Several drivers were caught in the rapidly rising water. Just east of downtown on Pikes Peak Avenue, four people inside one car, including a toddler, had to be rescued after the vehicle got stuck in fast-moving water.
"I saw that it only came up to the middle of the hubcap there, so probably up to my knees," said Sgt. Erick Frederic with the Colorado Springs Police Department, who pulled the victims from the car.
No one was hurt in the incident, but were all left pretty shaken up.
"That's always a scary thing because if there becomes more water then the car could be pushed over," Frederic said. "So it's a matter of yes, stay in there until the car stops moving, but you don't want to get stuck in a moving car either."
Plenty of others were left stranded after water came rushing down streets.
“It’s kind of scary, cause you don’t know what might happen," said Susan Kellman.
Near Bijou and Logan, a snowplow that was trying to move nearly 2 feet of hail off the street ended up having to be towed.
Zach Smith faced another obstacle. His car was picked up by moving water and floated down the street.
"I was at work and my neighbor gave me a call and said, 'Hey, your car’s in the middle of the road; you should probably come move it,'" he told 11 News.
When Smith got home, he found the car sitting sideways, literally in the middle of the street.
“It’s pretty crazy. I’ve seen some pretty heavy rains, but not one to float a parked car like that.”
Another problem spot was off Platte Avenue near Tia Juana. A car got stuck near Fargo's Pizza after water quickly overtook the roadway.
Other areas of Platte, just east of Union, were underwater after storm drains got clogged by the amount of water running down the street.
"It's mayhem. You never know what you're going to get in Colorado. First we have hail, then we get some flooding," said Phillip Groskinsky.
Homeowners near Platte and Wahsatch in Colorado Springs say a dog was killed when fast-moving water got into their garage.
The Pikes Peak Red Cross went to more than 60 homes on Monday. Although not all were damaged, some were left unlivable.
Tim and Debbie Hertzog had their fence destroyed by rushing water, their backyard deck lifted up, and thousands of dollars worth of damage to the inside their home.
Debbie said she came home in the middle of the storm and got trapped in her garage.

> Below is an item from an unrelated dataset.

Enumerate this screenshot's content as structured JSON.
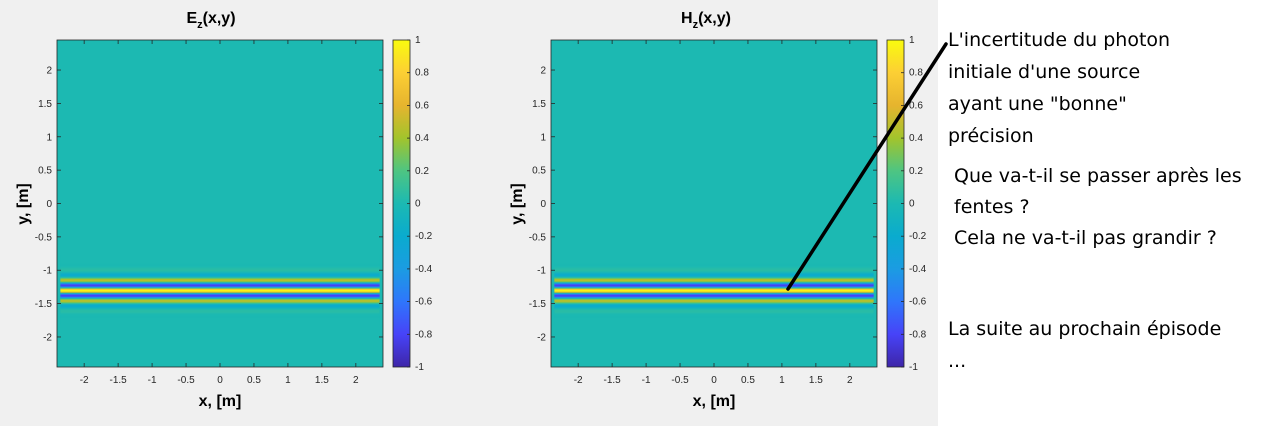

"I just saw sheets of rain coming down, so I rushed home. ... As soon as I pulled into the garage, the river coming down the alley came into the garage with me," Debbie recalled. "I couldn't open the door without it coming in. So I called 911...they told me to stay sheltered in place in my car, unless [the water] came in the car.
"It did come to about a quarter of an inch, to the bottom of my car, while I was sitting in there. And I was probably in there an hour and a half, or maybe close to that, and I had no idea what was going on with my house. ... I couldn't get out either door without an onslaught of water. There was so much water."

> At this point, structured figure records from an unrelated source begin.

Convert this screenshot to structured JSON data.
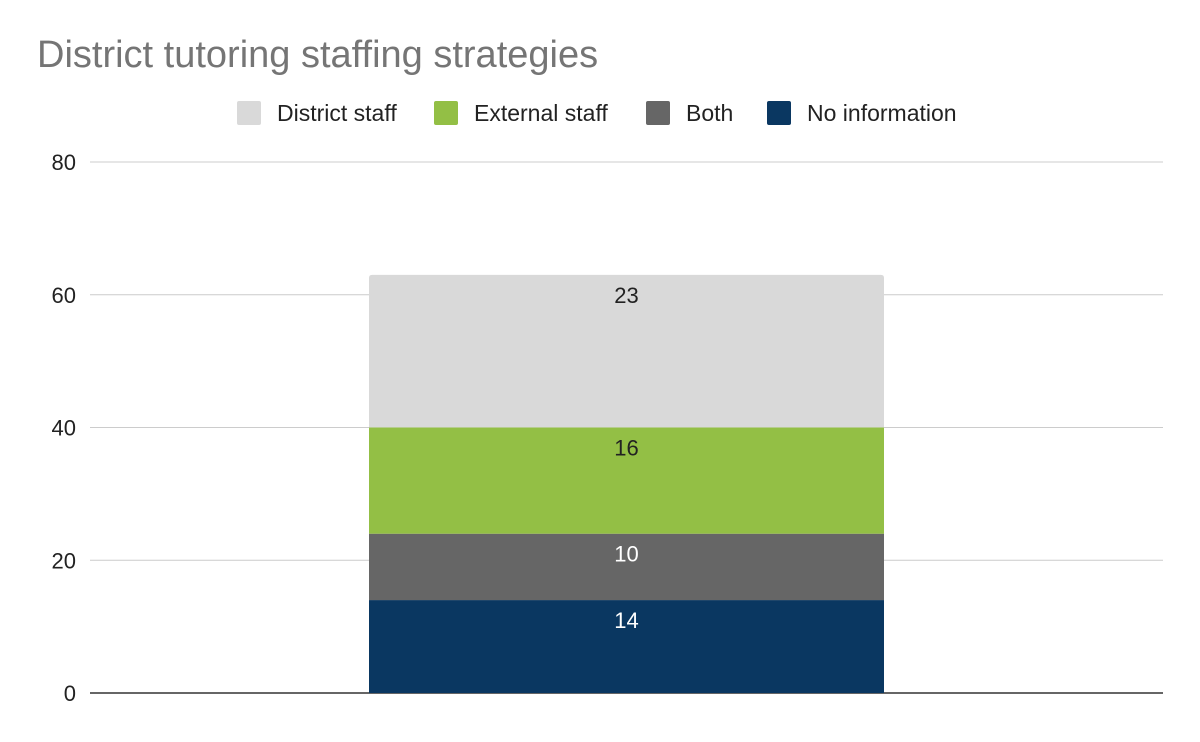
{
  "chart_data": {
    "type": "bar",
    "stacked": true,
    "title": "District tutoring staffing strategies",
    "categories": [
      ""
    ],
    "series": [
      {
        "name": "District staff",
        "values": [
          23
        ],
        "color": "#d9d9d9",
        "label_color": "#222222"
      },
      {
        "name": "External staff",
        "values": [
          16
        ],
        "color": "#93bf45",
        "label_color": "#222222"
      },
      {
        "name": "Both",
        "values": [
          10
        ],
        "color": "#666666",
        "label_color": "#ffffff"
      },
      {
        "name": "No information",
        "values": [
          14
        ],
        "color": "#0a3761",
        "label_color": "#ffffff"
      }
    ],
    "stack_order_bottom_to_top": [
      "No information",
      "Both",
      "External staff",
      "District staff"
    ],
    "ylim": [
      0,
      80
    ],
    "yticks": [
      0,
      20,
      40,
      60,
      80
    ],
    "grid": true,
    "legend_position": "top"
  }
}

Tim described the outside as chaos.
"She called me, so I came home and I was trying to get her out of the garage, but the water was almost 18 inches over the garage door, couldn't get the garage door open, so we just had to wait for the waters to subside.
"We weren't sure how bad it was going to get; if it was going to get worse."

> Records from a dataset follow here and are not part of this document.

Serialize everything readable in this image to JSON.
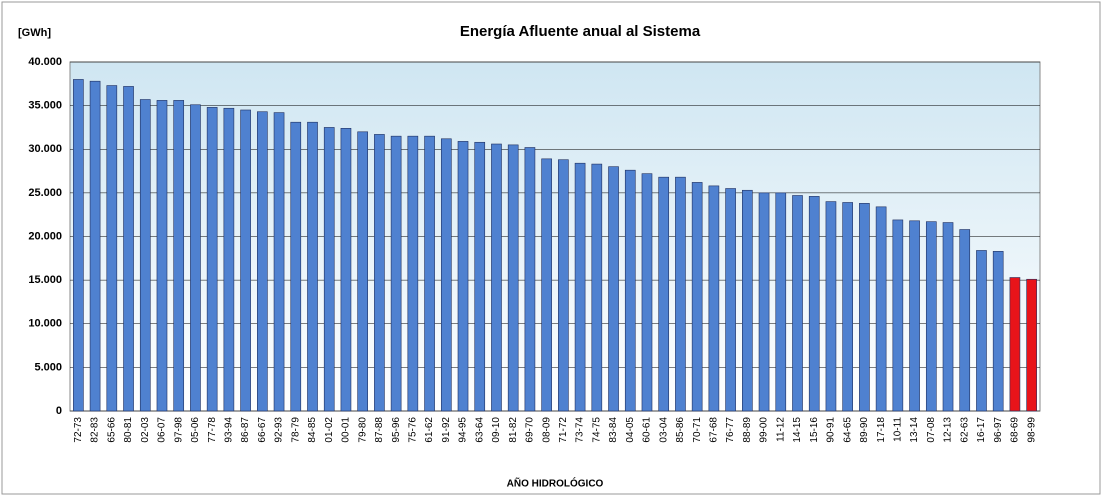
{
  "chart_data": {
    "type": "bar",
    "title": "Energía Afluente anual al Sistema",
    "y_label": "[GWh]",
    "x_label": "AÑO HIDROLÓGICO",
    "categories": [
      "72-73",
      "82-83",
      "65-66",
      "80-81",
      "02-03",
      "06-07",
      "97-98",
      "05-06",
      "77-78",
      "93-94",
      "86-87",
      "66-67",
      "92-93",
      "78-79",
      "84-85",
      "01-02",
      "00-01",
      "79-80",
      "87-88",
      "95-96",
      "75-76",
      "61-62",
      "91-92",
      "94-95",
      "63-64",
      "09-10",
      "81-82",
      "69-70",
      "08-09",
      "71-72",
      "73-74",
      "74-75",
      "83-84",
      "04-05",
      "60-61",
      "03-04",
      "85-86",
      "70-71",
      "67-68",
      "76-77",
      "88-89",
      "99-00",
      "11-12",
      "14-15",
      "15-16",
      "90-91",
      "64-65",
      "89-90",
      "17-18",
      "10-11",
      "13-14",
      "07-08",
      "12-13",
      "62-63",
      "16-17",
      "96-97",
      "68-69",
      "98-99"
    ],
    "values": [
      38000,
      37800,
      37300,
      37200,
      35700,
      35600,
      35600,
      35100,
      34800,
      34700,
      34500,
      34300,
      34200,
      33100,
      33100,
      32500,
      32400,
      32000,
      31700,
      31500,
      31500,
      31500,
      31200,
      30900,
      30800,
      30600,
      30500,
      30200,
      28900,
      28800,
      28400,
      28300,
      28000,
      27600,
      27200,
      26800,
      26800,
      26200,
      25800,
      25500,
      25300,
      25000,
      25000,
      24700,
      24600,
      24000,
      23900,
      23800,
      23400,
      21900,
      21800,
      21700,
      21600,
      20800,
      18400,
      18300,
      15300,
      15100
    ],
    "colors": [
      "#4f81d0",
      "#4f81d0",
      "#4f81d0",
      "#4f81d0",
      "#4f81d0",
      "#4f81d0",
      "#4f81d0",
      "#4f81d0",
      "#4f81d0",
      "#4f81d0",
      "#4f81d0",
      "#4f81d0",
      "#4f81d0",
      "#4f81d0",
      "#4f81d0",
      "#4f81d0",
      "#4f81d0",
      "#4f81d0",
      "#4f81d0",
      "#4f81d0",
      "#4f81d0",
      "#4f81d0",
      "#4f81d0",
      "#4f81d0",
      "#4f81d0",
      "#4f81d0",
      "#4f81d0",
      "#4f81d0",
      "#4f81d0",
      "#4f81d0",
      "#4f81d0",
      "#4f81d0",
      "#4f81d0",
      "#4f81d0",
      "#4f81d0",
      "#4f81d0",
      "#4f81d0",
      "#4f81d0",
      "#4f81d0",
      "#4f81d0",
      "#4f81d0",
      "#4f81d0",
      "#4f81d0",
      "#4f81d0",
      "#4f81d0",
      "#4f81d0",
      "#4f81d0",
      "#4f81d0",
      "#4f81d0",
      "#4f81d0",
      "#4f81d0",
      "#4f81d0",
      "#4f81d0",
      "#4f81d0",
      "#4f81d0",
      "#4f81d0",
      "#e8141a",
      "#e8141a"
    ],
    "ylim": [
      0,
      40000
    ],
    "yticks": [
      0,
      {
        "value": 5000,
        "label": "5.000"
      },
      {
        "value": 10000,
        "label": "10.000"
      },
      {
        "value": 15000,
        "label": "15.000"
      },
      {
        "value": 20000,
        "label": "20.000"
      },
      {
        "value": 25000,
        "label": "25.000"
      },
      {
        "value": 30000,
        "label": "30.000"
      },
      {
        "value": 35000,
        "label": "35.000"
      },
      {
        "value": 40000,
        "label": "40.000"
      }
    ],
    "grid": true
  }
}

Near Palmer Park and Union, one family said they worry about flooding -- like what happened Monday -- any time it rains.
"It's not something to mess with," said Jessica Staten. "If you can't see the road, don't go through it, plain and simple."
Staten snapped video of a car and truck stuck in high water at Mount Vernon Street and Tweed Street. Firefighters were eventually able to help both out.
"This intersection is prone to getting flooded pretty bad," Staten said. "It was already up to the wall of my neighbor, the wall where his fencing is, so there's no way you would have been able to clear it with a car. The minute he [one of the drivers] hit the dip, he was gone. He was done."
It was a similar scene near Fountain and Circle. Kellman saw others get trapped trying to plow through standing water. She decided not to chance it.
"It's scary because you don't know what might happen. I mean, there's lots of accidents, too," Kellman said.
"I just pulled over and waited for it to stop."